KELOLAND.com Original

SIOUX FALLS, S.D. (KELO) — With all United States forces now evacuated from Afghanistan, the war that began 20 years ago has come to an end. Over the past two weeks, we have spoken with Senators John Thune and Mike Rounds about their thoughts on the withdrawal; now we’re hearing from Rep. Dusty Johnson with his take on the matter.

“Afghanistan has been an absolute tragedy,” Johnson said before an event where he honored veterans of the war in Vietnam with challenge coins and lapel pins. “It’s been a disaster. It has been hard to watch.”

“What all reasonable people should agree is that the way we left — the execution of the decisions — was terrible,” he said. “This was not a good handling. The president mishandled this.”

Johnson says he believes reasonable people can have disagreements on what should have been done in Afghanistan. When asked if he agrees with Thune and Rounds that the U.S. should have maintained a long-term presence in Afghanistan with a small number of troops, Johnson chose to straddle the fence.

“Well I certainly understand the arguments on both sides and frankly I’m not going to criticize anybody, whether they think we should have stayed in Afghanistan or whether they are glad we have left,” he said. “It’s a really unpredictable part of the world.

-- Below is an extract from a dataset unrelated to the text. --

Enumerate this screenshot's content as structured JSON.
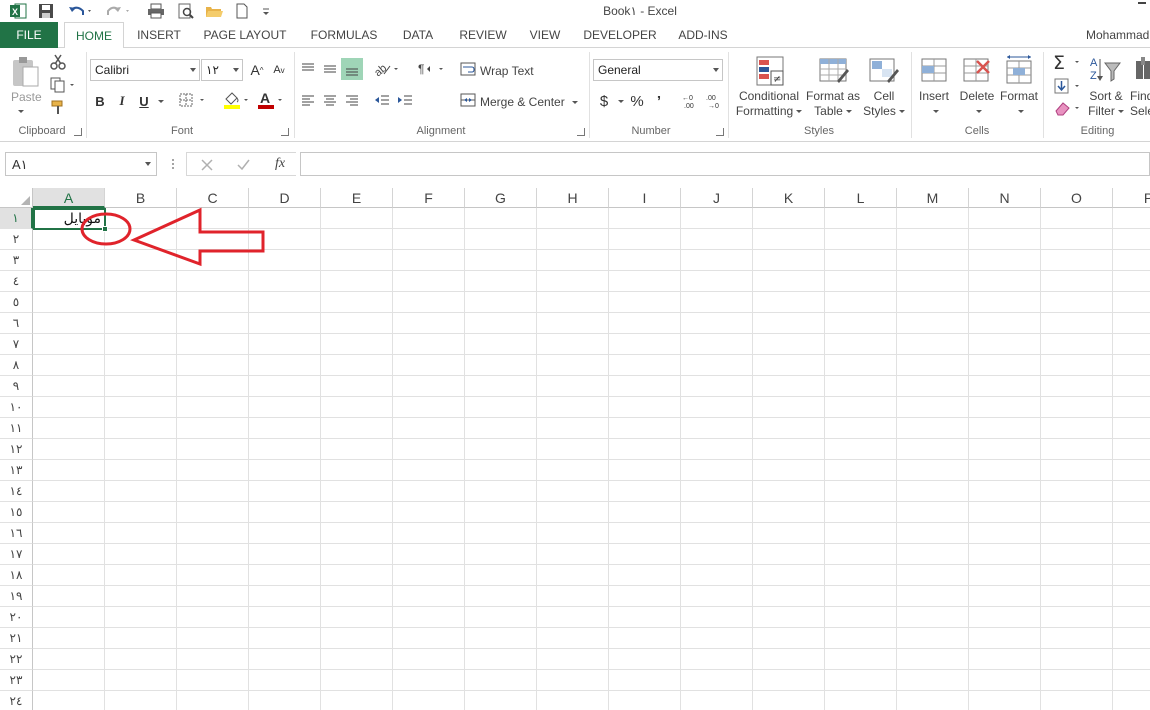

We’ve been there for 20-years. I think we did a lot of good, but for people who think 20-years was long enough, it’s hard to argue with that.”

You cannot buy, with trillions of dollars nor with 20 years, the will to fight.

Rep. Dusty JohnSon

When the U.S. began its withdrawal, Taliban forces swept the country, taking city after city at an alarming rate. When asked why the Afghan forces fell so swiftly, Sen. Rounds indicated that it was because the Afghans had only been trained to fight “with Americans providing a lot of the technical expertise.” Asked why, after 20 years, the Afghan forces were so reliant on U.S. forces, Johnson had this to say:

I do think the Department of Defense worked hard to build capacity within the Afghan National Security Force. Let’s be clear though; you cannot buy, with trillions of dollars nor with 20 years, the will to fight. You know, that idea that if we just would have a little bit better training in place that everything would have been alright, I think really fails to acknowledge the fact that I don’t think the Afghans wanted badly enough their own country without the Taliban in charge. They lacked the will to fight and it was heartbreaking to see that, but it was clear as day.

Rep. Dusty Johnson

On whether there was ever a clear path to victory in Afghanistan, Johnson emphasized the complexity of the conflict while holding up what he says are the positive results of U.S. involvement.

“I think Americans knew going in that this was a substantial challenge — success was not guaranteed,” he said. “The reality is we did a lot of good in Afghanistan. We killed a powerful lot of bad guys who wanted to hurt this country. We made the world safer for a generation; that is no small thing.”

Johnson also extolled what he believes are the benefits U.S. occupation brought Afghan citizens.

“We now have millions of young people in Afghanistan who understand what freedom is like. We have millions of young women who were able to benefit from schooling in a way they never could have under the Taliban,” he said. “I think we will find that, long-term, Afghanistan — their future will be stronger because of those efforts even if it didn’t end exactly how all of us wanted.”

That future is now a very uncertain one. With the Taliban in control of the country and looking like the de-facto governing force, the prospect of a potential future U.S.-Taliban relationship must be considered.

“We shouldn’t trust the Taliban at all,” he said, echoing the words of President Biden on July 8. “They need to prove to us that they can be as good as their word.”

So far, Johnson says he has not seen enough evidence of that.

In the immediate future, Johnson said the priority needs to be focused on evacuating Afghan allies of the U.S. who are still trapped in country. Beyond that, “we need to disable to the greatest extent we can the equipment that was abandoned by the Afghan National Security Forces.” Johnson said the U.S. needs to go so far as to blow up the remaining equipment.

“It is incomprehensible that as much stuff was left behind in control of the Taliban as it was. Let’s get that taken care of,” Johnson said.